Márcia Batista Ramos
Hace dos semanas que el álamo empezó a derramar sus hojas anunciando la llegada del otoño que, oficialmente, empezará en dos días. Esta mañana me quedé mirando por el vidrio de la ventana de la cocina las hojas amarillentas que corrían por el patio arrastradas por el viento. Sentí que alguien me observaba también, levanté la mirada y vi que un par de ojos me espiaban más allá del álamo, antes del muro.
Aun temiendo perderlos de vista, me alejé de la ventana y salí por la puerta hacia el patio bañado por la luz de marzo, en busca del par de ojos que me observaban más allá del álamo, antes del muro.
Al acercarme sentí un escalofrío y por un instante, no se explicar, ya no los vi, simplemente no estaban ahí mirándome. Entonces, retrocedí sobre mis pasos y los busque con la mirada, porque yo los había visto un momento antes, más allá del álamo, antes del muro. Yo sabía que estaban ahí, como las estrellas que siguen brillando en plena luz del día o como esos cariños que permanecen a pesar de los años de silencio, yo los vi cuando estuve mirando por el vidrio de la ventana de la cocina… Por eso, sabía que era cuestión de recular, mantener la calma y esperar un instante para volver a verlos mirándome a los ojos.
Desanduve y paré en el patio, busqué aquellos ojos que me observaban cuando estuve en la cocina y así, no tan de cerca, los volví a ver sin necesidad de buscarlos, tan extraño rencontrarlos, como las despedidas unilaterales en los funerales porque parecía que me miraban sin verme, ya no me observaban, parecían cansados, sin brillo, como las operarias a la salida de las fábricas en las tardes grises.
Aquellos ojos perdidos, antes del muro y más allá del álamo, me inspiraban cierta ternura, como al ver la imagen del soldado que regresa a casa y abraza al hijo que dejó en el vientre y ahora lo mira con sorpresa.
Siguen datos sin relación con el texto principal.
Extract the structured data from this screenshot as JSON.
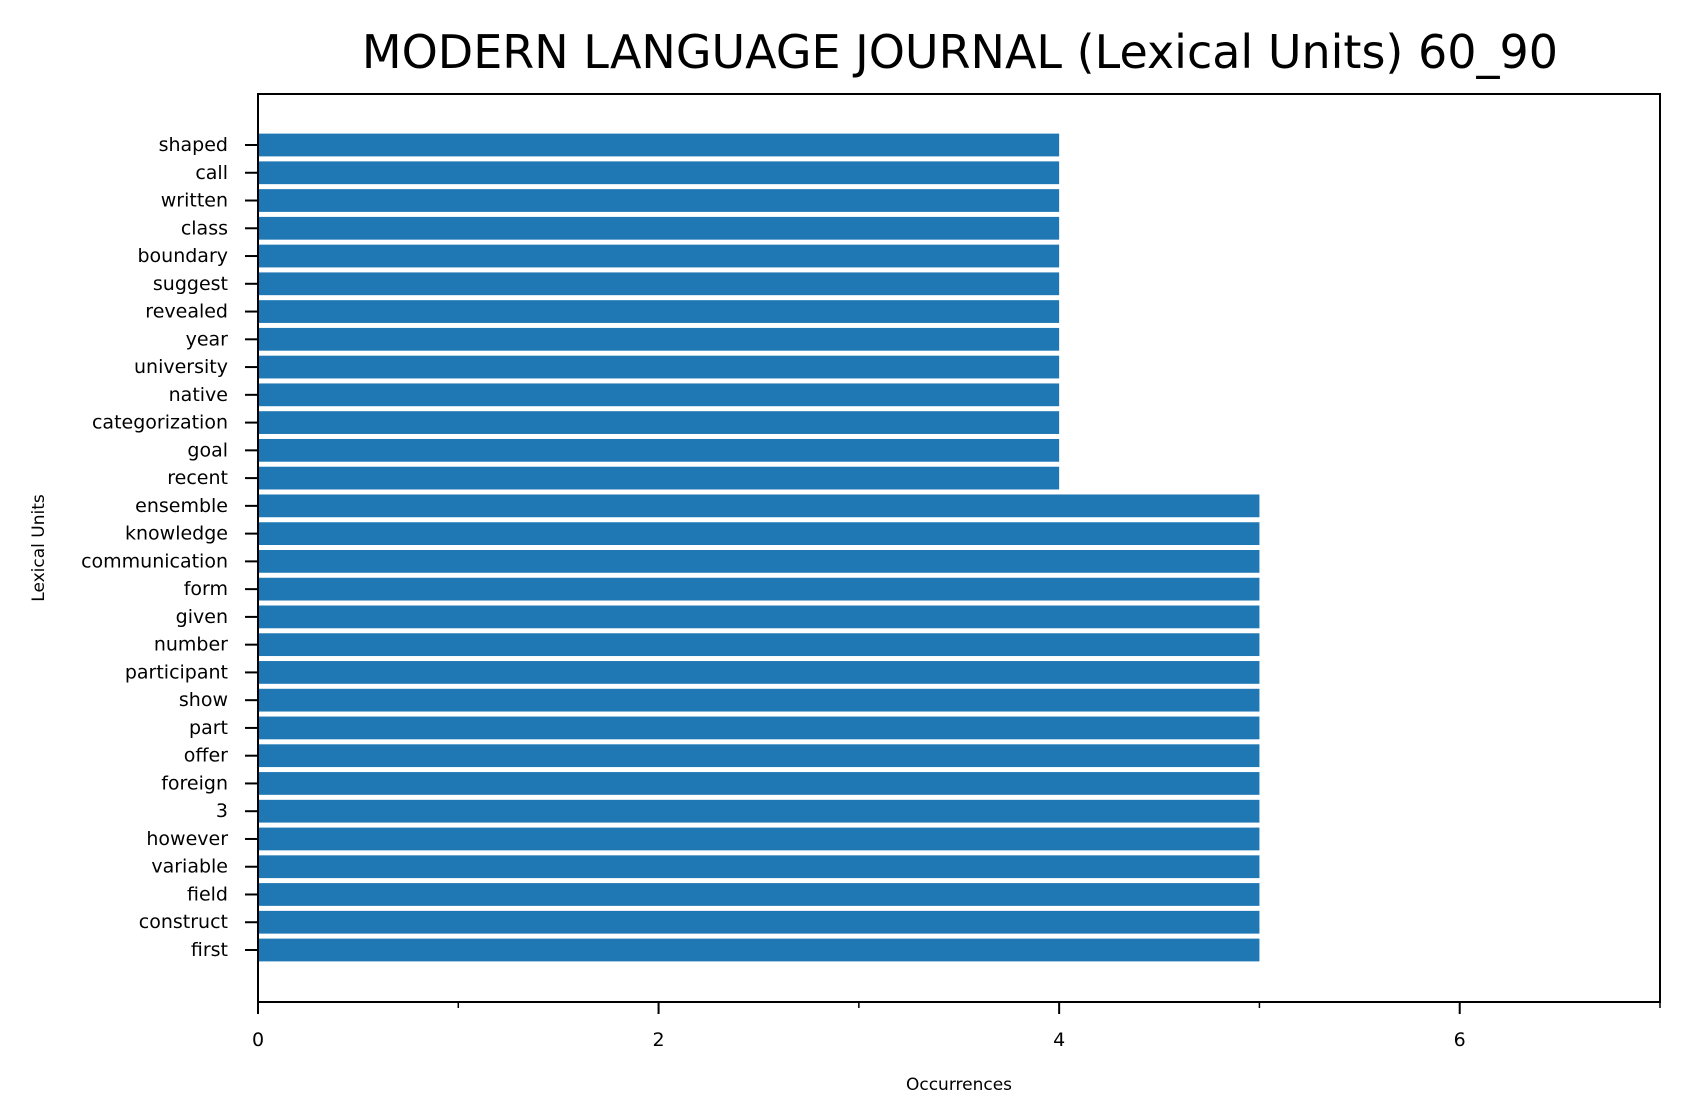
{
  "chart_data": {
    "type": "bar",
    "orientation": "horizontal",
    "title": "MODERN LANGUAGE JOURNAL (Lexical Units) 60_90",
    "xlabel": "Occurrences",
    "ylabel": "Lexical Units",
    "xlim": [
      0,
      7
    ],
    "x_ticks": [
      0,
      2,
      4,
      6
    ],
    "x_tick_labels": [
      "0",
      "2",
      "4",
      "6"
    ],
    "x_minor_ticks": [
      1,
      3,
      5,
      7
    ],
    "grid": false,
    "bar_color": "#1f77b4",
    "categories": [
      "shaped",
      "call",
      "written",
      "class",
      "boundary",
      "suggest",
      "revealed",
      "year",
      "university",
      "native",
      "categorization",
      "goal",
      "recent",
      "ensemble",
      "knowledge",
      "communication",
      "form",
      "given",
      "number",
      "participant",
      "show",
      "part",
      "offer",
      "foreign",
      "3",
      "however",
      "variable",
      "field",
      "construct",
      "first"
    ],
    "values": [
      4,
      4,
      4,
      4,
      4,
      4,
      4,
      4,
      4,
      4,
      4,
      4,
      4,
      5,
      5,
      5,
      5,
      5,
      5,
      5,
      5,
      5,
      5,
      5,
      5,
      5,
      5,
      5,
      5,
      5
    ]
  }
}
Pensé en hablarles y regurgité esas ausencias que traigo conmigo, ésas que las palabras no traducen en ningún idioma que hablo. Volví a tragarlas, con ansias de hundirlas en lo más profundo, y, casi hablo de mi exilio voluntario, pero no había derecho a hacerlo, porque soy libre de regresar, lo mío no es destierro…
Quise hablar de todo lo que he vivido y que se ha derrumbado, pero, inmediatamente pensé, mejor sería hablar de lo que he soñado… Las palabras no salían como si algo sobrenatural me hubiese tocado. Entonces, miré fijamente para aquellos ojos cansados que a veces me observaban, a veces su vista se perdía, pero que estaban más allá del álamo, antes del muro, medio arrinconados.
Tomé aire y de un sólo soplido le dije, no sé cuándo llegaste, cómo entraste y desde cuándo estás ahí. No tengo idea si te hace frio, por el vientecito que pasea las hojas por horas enteras o si tienes sed.
Además, le dije, ahora mismo titubeo, no sé si debo invitarte a entrar, acercarme a ti o seguir a la distancia. Es que, de verdad, no sé al detalle, cómo sufren los estropeados, porque a mí, me rompieron de otra manera, trataron de derrumbarme cuando estaba por acostarme y cuando quisieron apedrearme, reuní ávidamente todas las piedras para tratar de hacer un castillo…
Sin alarde, me respondió que, es mejor mantener la distancia de todos aquellos que andan carcomidos por la vida, especialmente, si te observan más allá del álamo, antes del muro.